Author James McWilliams has stirred the pot with his new book Just Food: Where Locavores Get It Wrong and How We Can Truly Eat Responsibly. In it, he takes on some of the fundamentalist foodies’ most common (and egregious) assertions about “buying local.” We don’t agree with everything McWilliams says (especially his assertions, now thoroughly debunked, about meat and global warming), but he offers a refreshing break from the dour drumbeat of Michael Pollan-style dietary orthodoxy.
Today in the Oregonian, McWilliams elaborates on his thoughts about food systems. He’s skeptical, for instance, about making organic food more than a niche in the food system:

[T]he problem we face in the 21st century is providing food for 3 billion more people on the same amount of land. Organic has a place, but it might very well be unwise to suggest that organic should replace conventional production.
One more concern about organic production is that it uses chemicals — they’re just natural chemicals, and a lot of these are quite toxic. … I wonder what would happen if organic production became 20 percent or 30 percent of production … Chemicals are chemicals, and we need to be very careful to not assume that organic food is chemical-free.

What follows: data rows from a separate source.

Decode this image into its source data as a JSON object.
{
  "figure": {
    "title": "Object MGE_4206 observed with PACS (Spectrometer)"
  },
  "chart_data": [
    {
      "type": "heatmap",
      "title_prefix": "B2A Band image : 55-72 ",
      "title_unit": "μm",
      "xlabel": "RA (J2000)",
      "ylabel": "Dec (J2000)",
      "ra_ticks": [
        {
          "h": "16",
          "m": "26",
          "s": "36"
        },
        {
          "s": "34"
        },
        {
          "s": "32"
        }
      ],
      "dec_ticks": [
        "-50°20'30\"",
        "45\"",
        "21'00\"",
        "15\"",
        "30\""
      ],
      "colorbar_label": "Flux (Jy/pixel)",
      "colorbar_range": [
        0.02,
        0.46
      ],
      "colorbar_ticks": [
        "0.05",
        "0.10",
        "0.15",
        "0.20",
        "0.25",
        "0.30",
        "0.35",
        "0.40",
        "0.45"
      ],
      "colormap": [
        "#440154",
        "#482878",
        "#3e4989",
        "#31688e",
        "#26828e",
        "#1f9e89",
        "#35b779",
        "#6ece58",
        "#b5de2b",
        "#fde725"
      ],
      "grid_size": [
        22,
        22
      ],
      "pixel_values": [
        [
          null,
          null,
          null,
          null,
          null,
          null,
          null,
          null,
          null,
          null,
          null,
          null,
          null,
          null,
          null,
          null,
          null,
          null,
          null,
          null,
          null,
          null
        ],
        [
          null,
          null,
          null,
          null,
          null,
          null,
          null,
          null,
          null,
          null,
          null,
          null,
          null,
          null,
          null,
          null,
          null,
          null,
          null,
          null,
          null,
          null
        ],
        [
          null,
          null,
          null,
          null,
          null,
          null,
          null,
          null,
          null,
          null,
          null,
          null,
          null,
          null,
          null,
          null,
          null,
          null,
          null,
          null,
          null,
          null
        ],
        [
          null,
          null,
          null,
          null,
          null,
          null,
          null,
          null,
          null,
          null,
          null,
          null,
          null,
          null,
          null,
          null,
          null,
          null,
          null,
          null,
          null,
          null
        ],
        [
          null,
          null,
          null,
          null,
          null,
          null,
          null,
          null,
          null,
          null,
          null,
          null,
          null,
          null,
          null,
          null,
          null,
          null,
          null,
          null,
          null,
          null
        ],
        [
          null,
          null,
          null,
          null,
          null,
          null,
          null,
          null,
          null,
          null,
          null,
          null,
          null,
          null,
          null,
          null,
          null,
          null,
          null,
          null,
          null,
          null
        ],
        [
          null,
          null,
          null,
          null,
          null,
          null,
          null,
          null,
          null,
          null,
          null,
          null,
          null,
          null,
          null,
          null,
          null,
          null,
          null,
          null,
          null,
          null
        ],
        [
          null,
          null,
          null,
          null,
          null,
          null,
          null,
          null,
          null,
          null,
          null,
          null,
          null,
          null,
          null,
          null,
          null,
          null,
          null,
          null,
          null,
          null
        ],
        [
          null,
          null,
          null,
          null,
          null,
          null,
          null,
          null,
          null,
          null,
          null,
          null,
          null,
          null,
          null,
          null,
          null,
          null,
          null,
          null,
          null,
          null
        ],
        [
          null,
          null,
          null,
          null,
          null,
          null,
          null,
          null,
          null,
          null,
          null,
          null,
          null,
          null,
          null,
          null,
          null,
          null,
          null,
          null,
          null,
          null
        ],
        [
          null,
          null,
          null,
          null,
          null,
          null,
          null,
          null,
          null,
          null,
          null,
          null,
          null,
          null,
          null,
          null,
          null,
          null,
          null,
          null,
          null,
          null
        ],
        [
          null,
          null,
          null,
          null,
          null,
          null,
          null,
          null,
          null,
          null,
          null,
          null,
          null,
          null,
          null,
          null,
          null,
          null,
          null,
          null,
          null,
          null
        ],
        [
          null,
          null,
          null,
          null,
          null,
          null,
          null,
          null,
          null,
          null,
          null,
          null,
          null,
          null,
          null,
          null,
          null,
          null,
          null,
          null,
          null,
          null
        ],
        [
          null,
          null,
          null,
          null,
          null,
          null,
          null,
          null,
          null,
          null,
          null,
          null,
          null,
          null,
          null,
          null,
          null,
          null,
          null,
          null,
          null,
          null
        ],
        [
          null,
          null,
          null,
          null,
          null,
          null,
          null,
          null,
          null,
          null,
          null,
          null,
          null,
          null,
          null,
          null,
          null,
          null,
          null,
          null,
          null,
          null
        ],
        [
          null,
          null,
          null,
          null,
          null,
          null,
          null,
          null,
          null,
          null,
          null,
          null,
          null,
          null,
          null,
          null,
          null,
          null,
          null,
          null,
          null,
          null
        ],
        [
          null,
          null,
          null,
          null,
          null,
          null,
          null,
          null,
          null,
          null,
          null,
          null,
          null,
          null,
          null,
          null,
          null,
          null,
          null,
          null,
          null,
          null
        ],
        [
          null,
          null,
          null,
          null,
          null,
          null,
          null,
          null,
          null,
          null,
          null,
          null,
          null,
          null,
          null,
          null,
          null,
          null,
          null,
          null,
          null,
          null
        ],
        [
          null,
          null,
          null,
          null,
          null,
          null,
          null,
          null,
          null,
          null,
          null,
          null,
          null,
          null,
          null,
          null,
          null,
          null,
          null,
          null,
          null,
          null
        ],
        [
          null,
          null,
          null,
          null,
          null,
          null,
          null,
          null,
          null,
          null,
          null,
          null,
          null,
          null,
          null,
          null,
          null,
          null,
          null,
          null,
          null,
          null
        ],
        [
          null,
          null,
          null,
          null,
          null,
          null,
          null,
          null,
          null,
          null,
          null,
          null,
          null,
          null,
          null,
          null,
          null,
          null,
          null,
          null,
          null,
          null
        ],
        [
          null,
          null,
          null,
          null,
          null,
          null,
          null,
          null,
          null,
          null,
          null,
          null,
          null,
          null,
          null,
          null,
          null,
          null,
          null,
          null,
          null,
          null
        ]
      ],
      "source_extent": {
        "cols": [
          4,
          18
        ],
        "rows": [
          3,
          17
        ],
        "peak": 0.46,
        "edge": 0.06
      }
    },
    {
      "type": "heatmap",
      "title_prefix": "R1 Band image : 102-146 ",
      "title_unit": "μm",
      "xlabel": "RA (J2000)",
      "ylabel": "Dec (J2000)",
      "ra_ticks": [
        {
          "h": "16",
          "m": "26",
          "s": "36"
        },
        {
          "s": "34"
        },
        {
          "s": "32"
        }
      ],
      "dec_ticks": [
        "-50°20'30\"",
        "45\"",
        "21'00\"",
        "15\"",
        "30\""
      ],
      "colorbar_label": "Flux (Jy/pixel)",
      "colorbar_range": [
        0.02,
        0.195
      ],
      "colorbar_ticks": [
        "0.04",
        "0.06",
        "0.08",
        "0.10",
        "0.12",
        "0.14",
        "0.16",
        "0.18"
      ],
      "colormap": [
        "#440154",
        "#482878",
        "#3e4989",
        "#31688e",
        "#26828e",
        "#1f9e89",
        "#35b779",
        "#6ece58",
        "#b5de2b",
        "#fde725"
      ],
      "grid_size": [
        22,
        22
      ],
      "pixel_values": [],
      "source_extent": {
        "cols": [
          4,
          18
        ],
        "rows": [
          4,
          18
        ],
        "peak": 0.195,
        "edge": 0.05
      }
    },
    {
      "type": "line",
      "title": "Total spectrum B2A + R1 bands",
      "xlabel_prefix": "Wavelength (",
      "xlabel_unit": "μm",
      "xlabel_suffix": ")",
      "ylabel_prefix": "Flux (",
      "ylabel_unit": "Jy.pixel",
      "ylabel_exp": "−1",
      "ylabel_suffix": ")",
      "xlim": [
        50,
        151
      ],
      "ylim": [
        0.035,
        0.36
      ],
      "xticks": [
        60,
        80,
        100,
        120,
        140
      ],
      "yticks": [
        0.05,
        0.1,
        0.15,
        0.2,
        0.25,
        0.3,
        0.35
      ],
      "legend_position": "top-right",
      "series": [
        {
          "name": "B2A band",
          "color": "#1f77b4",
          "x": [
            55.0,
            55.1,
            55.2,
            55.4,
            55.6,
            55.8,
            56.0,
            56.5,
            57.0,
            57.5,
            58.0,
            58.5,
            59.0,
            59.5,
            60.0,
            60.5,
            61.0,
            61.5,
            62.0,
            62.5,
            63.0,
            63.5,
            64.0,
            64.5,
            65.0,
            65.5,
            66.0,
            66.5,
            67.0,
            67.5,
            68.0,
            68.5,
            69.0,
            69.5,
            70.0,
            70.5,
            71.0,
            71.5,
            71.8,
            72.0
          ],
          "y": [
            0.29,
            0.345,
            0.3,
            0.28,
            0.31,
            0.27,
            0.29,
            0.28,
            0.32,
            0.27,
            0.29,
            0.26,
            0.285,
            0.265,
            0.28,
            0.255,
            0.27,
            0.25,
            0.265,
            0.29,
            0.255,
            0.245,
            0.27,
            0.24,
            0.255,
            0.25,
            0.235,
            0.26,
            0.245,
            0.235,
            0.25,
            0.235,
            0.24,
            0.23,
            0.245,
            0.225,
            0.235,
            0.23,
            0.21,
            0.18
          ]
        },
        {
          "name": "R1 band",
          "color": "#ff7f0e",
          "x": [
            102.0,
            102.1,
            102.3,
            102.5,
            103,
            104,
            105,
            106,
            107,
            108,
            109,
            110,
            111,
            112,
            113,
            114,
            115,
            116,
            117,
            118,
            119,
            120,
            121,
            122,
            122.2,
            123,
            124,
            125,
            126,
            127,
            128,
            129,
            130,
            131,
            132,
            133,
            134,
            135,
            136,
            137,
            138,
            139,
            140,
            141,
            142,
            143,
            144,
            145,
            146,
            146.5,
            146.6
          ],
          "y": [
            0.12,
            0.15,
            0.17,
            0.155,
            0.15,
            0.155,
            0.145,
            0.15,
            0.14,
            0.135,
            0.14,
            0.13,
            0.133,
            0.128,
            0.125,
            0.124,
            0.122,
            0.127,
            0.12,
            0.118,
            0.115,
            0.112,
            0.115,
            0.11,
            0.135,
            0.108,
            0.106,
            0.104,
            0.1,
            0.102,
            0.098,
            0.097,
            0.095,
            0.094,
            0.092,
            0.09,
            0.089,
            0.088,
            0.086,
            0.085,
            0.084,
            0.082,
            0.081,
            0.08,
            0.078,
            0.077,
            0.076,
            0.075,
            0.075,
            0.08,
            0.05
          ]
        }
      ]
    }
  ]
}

So what could help feed the world? McWilliams points to genetically modified (GM) food, after admitting that he was originally a strong skeptic. That’s especially important in light of a new report from the Food and Agriculture Organization of the United Nations showing that the world will need 70 percent more food by 2050 in order to feed our world’s growing population. It’s good to see a self-described “locavore” coming around to the reality that biotech food must be integral to feeding the future world. (We won’t hold our breath waiting for the fundamentalists at Greenpeace to follow suit.)
Lastly, McWilliams offers an observation that doubles as a warning:

Food is becoming for a lot of people a religion. They want to pick the one way to go about finding culinary salvation.

Sounds like a perfect description of Michael Pollan and his “holy, catholic, and apostolic church of food, where only martyrs and lost souls have to shop at Safeway.” And it would certainly explain the blind faith people have in food systems that are only practical for the richest and snootiest among us.